Com a mão direita, pegou a criança do meio. Seus olhos brilhavam bruscamente ao sentir a aproximação de sua presa. E foi com a mesma mão que a pegou, que ele a estrangulou sem dó. Foi a sua mão esquerda que penetrou a boca da menina, e desceu garganta abaixo para buscar o que tanto almejava. Somente alguns milésimos de segundo até que puxasse seu alvo. A primeira alma. Ele a olhou agraciado, e num rompante sugou-a por completo. 

Dirigiu-se então, para a próxima. Na verdade, teve uma ideia melhor. Ele guardaria uma das meninas para uma emergência. Suas garras estraçalharam o dorso pequenino da mais alta, e ele logo pode sentir outro aroma. A alma se misturava com o sangue da falecida, e ele demorou-se para capturá-la. O fato é que o sangue era capaz de "endurecer" o espectro, tornando a alma palpável para um demônio de baixo escalão, sendo assim propicia a uma modelação. O que foi exatamente que ele o fez. Enrolou a alma em forma esférica, e num estalar de dedos ela sumira de sua vista. 

Restava apenas uma. Era com pesar que ele a comeria, não por arrependimento, mas sim porquê a sua diversão encerrar-se-ia no mesmo instante em que a devorasse. 

- Hey, você! 

Sem que tivesse notado, um corvo posou em seu ombro. Estaria ele de tal forma inebriado com seu drama que não teria notado aquela presença? Provavelmente, sim. 

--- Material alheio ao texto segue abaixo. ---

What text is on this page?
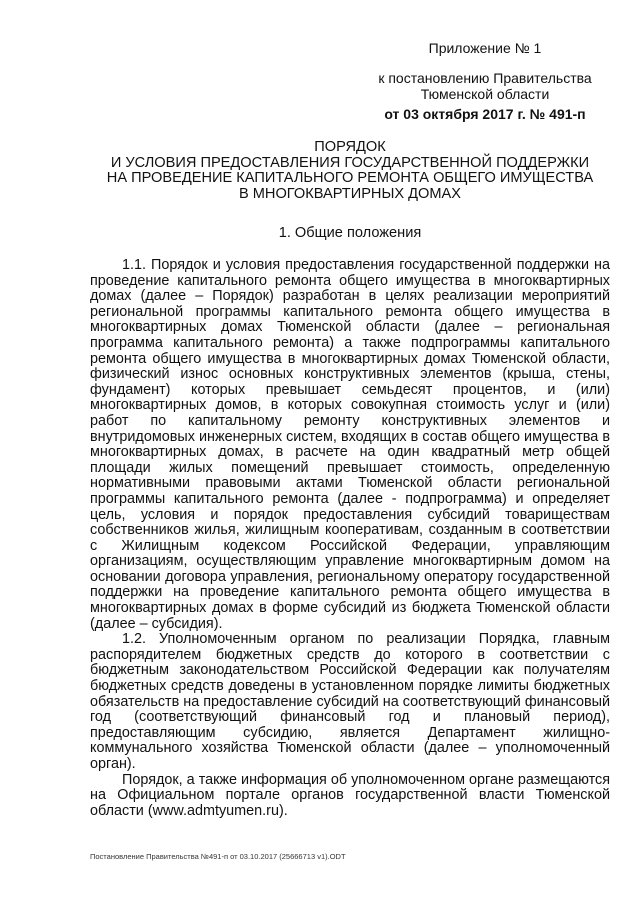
Приложение № 1
к постановлению Правительства
Тюменской области
от 03 октября 2017 г. № 491-п
ПОРЯДОК
И УСЛОВИЯ ПРЕДОСТАВЛЕНИЯ ГОСУДАРСТВЕННОЙ ПОДДЕРЖКИ
НА ПРОВЕДЕНИЕ КАПИТАЛЬНОГО РЕМОНТА ОБЩЕГО ИМУЩЕСТВА
В МНОГОКВАРТИРНЫХ ДОМАХ
1. Общие положения

1.1. Порядок и условия предоставления государственной поддержки на проведение капитального ремонта общего имущества в многоквартирных домах (далее – Порядок) разработан в целях реализации мероприятий региональной программы капитального ремонта общего имущества в многоквартирных домах Тюменской области (далее – региональная программа капитального ремонта) а также подпрограммы капитального ремонта общего имущества в многоквартирных домах Тюменской области, физический износ основных конструктивных элементов (крыша, стены, фундамент) которых превышает семьдесят процентов, и (или) многоквартирных домов, в которых совокупная стоимость услуг и (или) работ по капитальному ремонту конструктивных элементов и внутридомовых инженерных систем, входящих в состав общего имущества в многоквартирных домах, в расчете на один квадратный метр общей площади жилых помещений превышает стоимость, определенную нормативными правовыми актами Тюменской области региональной программы капитального ремонта (далее - подпрограмма) и определяет цель, условия и порядок предоставления субсидий товариществам собственников жилья, жилищным кооперативам, созданным в соответствии с Жилищным кодексом Российской Федерации, управляющим организациям, осуществляющим управление многоквартирным домом на основании договора управления, региональному оператору государственной поддержки на проведение капитального ремонта общего имущества в многоквартирных домах в форме субсидий из бюджета Тюменской области (далее – субсидия).

1.2. Уполномоченным органом по реализации Порядка, главным распорядителем бюджетных средств до которого в соответствии с бюджетным законодательством Российской Федерации как получателям бюджетных средств доведены в установленном порядке лимиты бюджетных обязательств на предоставление субсидий на соответствующий финансовый год (соответствующий финансовый год и плановый период), предоставляющим субсидию, является Департамент жилищно-коммунального хозяйства Тюменской области (далее – уполномоченный орган).

Порядок, а также информация об уполномоченном органе размещаются на Официальном портале органов государственной власти Тюменской области (www.admtyumen.ru).

Постановление Правительства №491-п от 03.10.2017 (25666713 v1).ODT
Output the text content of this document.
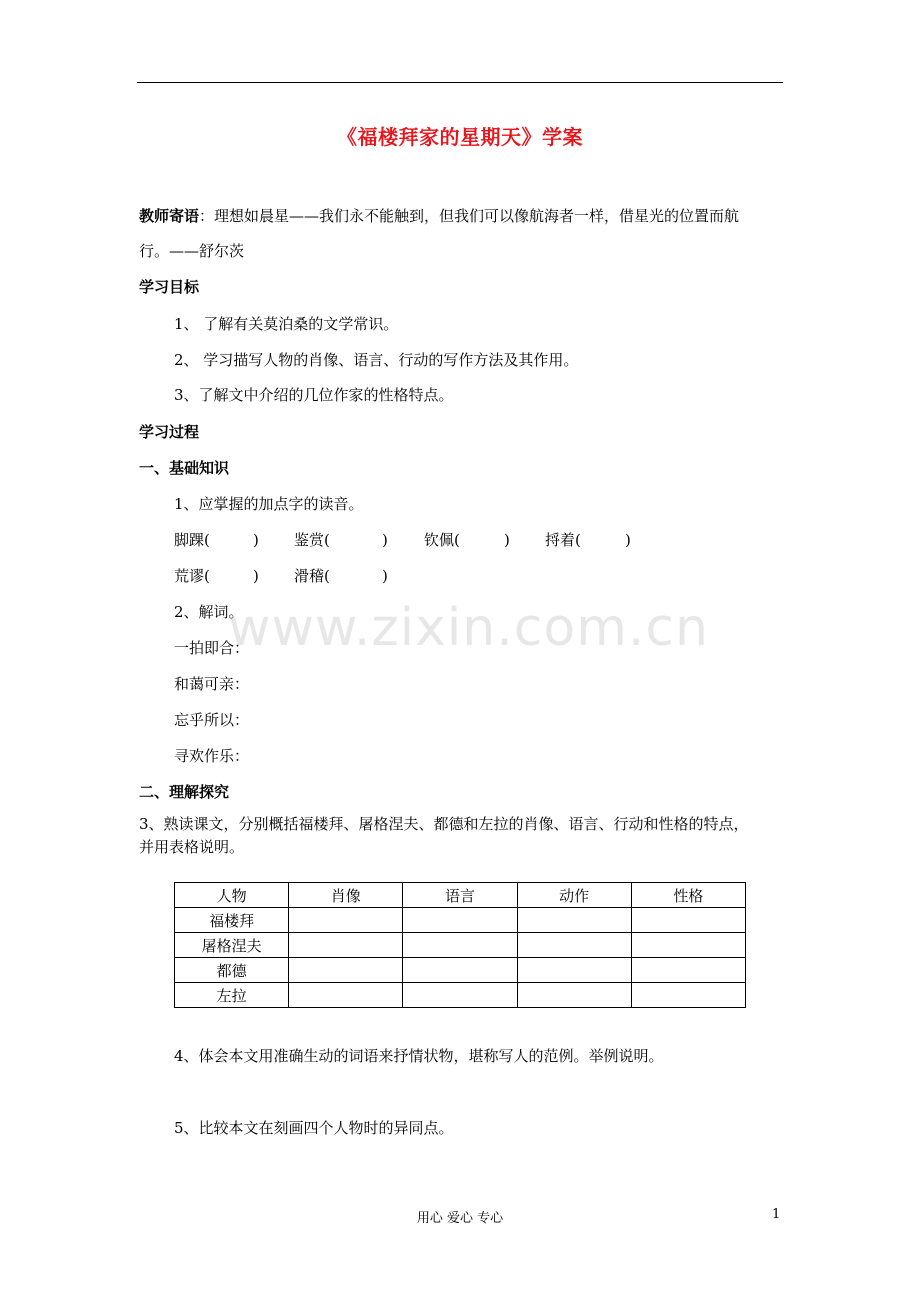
《福楼拜家的星期天》学案
教师寄语：理想如晨星——我们永不能触到，但我们可以像航海者一样，借星光的位置而航
行。——舒尔茨
学习目标
1、 了解有关莫泊桑的文学常识。
2、 学习描写人物的肖像、语言、行动的写作方法及其作用。
3、了解文中介绍的几位作家的性格特点。
学习过程
一、基础知识
1、应掌握的加点字的读音。
脚踝(	) 鉴赏(	) 钦佩(	) 捋着(	)
荒谬(	) 滑稽(	)
2、解词。
一拍即合：
和蔼可亲：
忘乎所以：
寻欢作乐：
www.zixin.com.cn
二、理解探究
3、熟读课文，分别概括福楼拜、屠格涅夫、都德和左拉的肖像、语言、行动和性格的特点，
并用表格说明。
人物	肖像	语言	动作	性格
福楼拜				
屠格涅夫				
都德				
左拉				
4、体会本文用准确生动的词语来抒情状物，堪称写人的范例。举例说明。
5、比较本文在刻画四个人物时的异同点。
用心 爱心 专心	1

- Ora, ora... Que temosss aqui?! Vocccê não ssse arrepende do que fezzz? Isssssso é um pecado, rapazzz.

- É justamente o pecado que me trouxe a existência. Assim como você.

O corvo grasnou, era sua forma sombria e irritavél de gargalhar. 

- De cccerto. Sssendo assssssim, sssomos irmãosss. Deveria repartir esssa caççça.

- E por que eu o faria?

- Ora, vamosss lá. Vocccê ainda tem dezzzessssssete almasss quando retornar ao sssubmundo. Isssssso sssem contar com uma réplica dessssssa messsma aqui presssente.

O sorriso que até pouco preservava se desfez. Sua face tornara-se enraivecida. Odiava ser espionado, ainda mais por um desconhecido. Chaos era o tipo de dramático que reivindicava qualquer tipo de platéia. Peculiar, não?

- Essscute, faççça essssse favor para mim. Prometo que ssserá recompensssado divinamente.

- Nome.

- No momento cccerteiro, sssaberásss.

- E o que me levaria a confiar num demônio tão misterioso? 

- Exxxatamente o que eu esssperava de Chaosss Untitled. Façççamos um pacto, então.

- Recompensado divinamente, certo?

- Que o Sssenhor das Trevasss nosss amaldiçççoe por toda eternidade. 

- Para que assim o bem não nos corroa.

- E este pacto por fim venha ser concretizado.

O bico do corvo tomou forma humana, revelando lábios grossos e bem desenhados. Ele sorrira, e os dois selaram o pacto com um beijo. Ao menos, assim pensaria que estivesse vendo de fora. Para ser mais exato, Chaos penetrava suas presas no lábio inferior do corvo, o qual revidou logo em seguida. Um líquido gosmento gotejava da boca dos dois, entreolharam-se e por fim, beijaram-se os misturando. 

- Mas que tamanha honra ter meu ser fundido com o seu, Chaos Untitled.

- Não maior que a minha, Meu Senhor.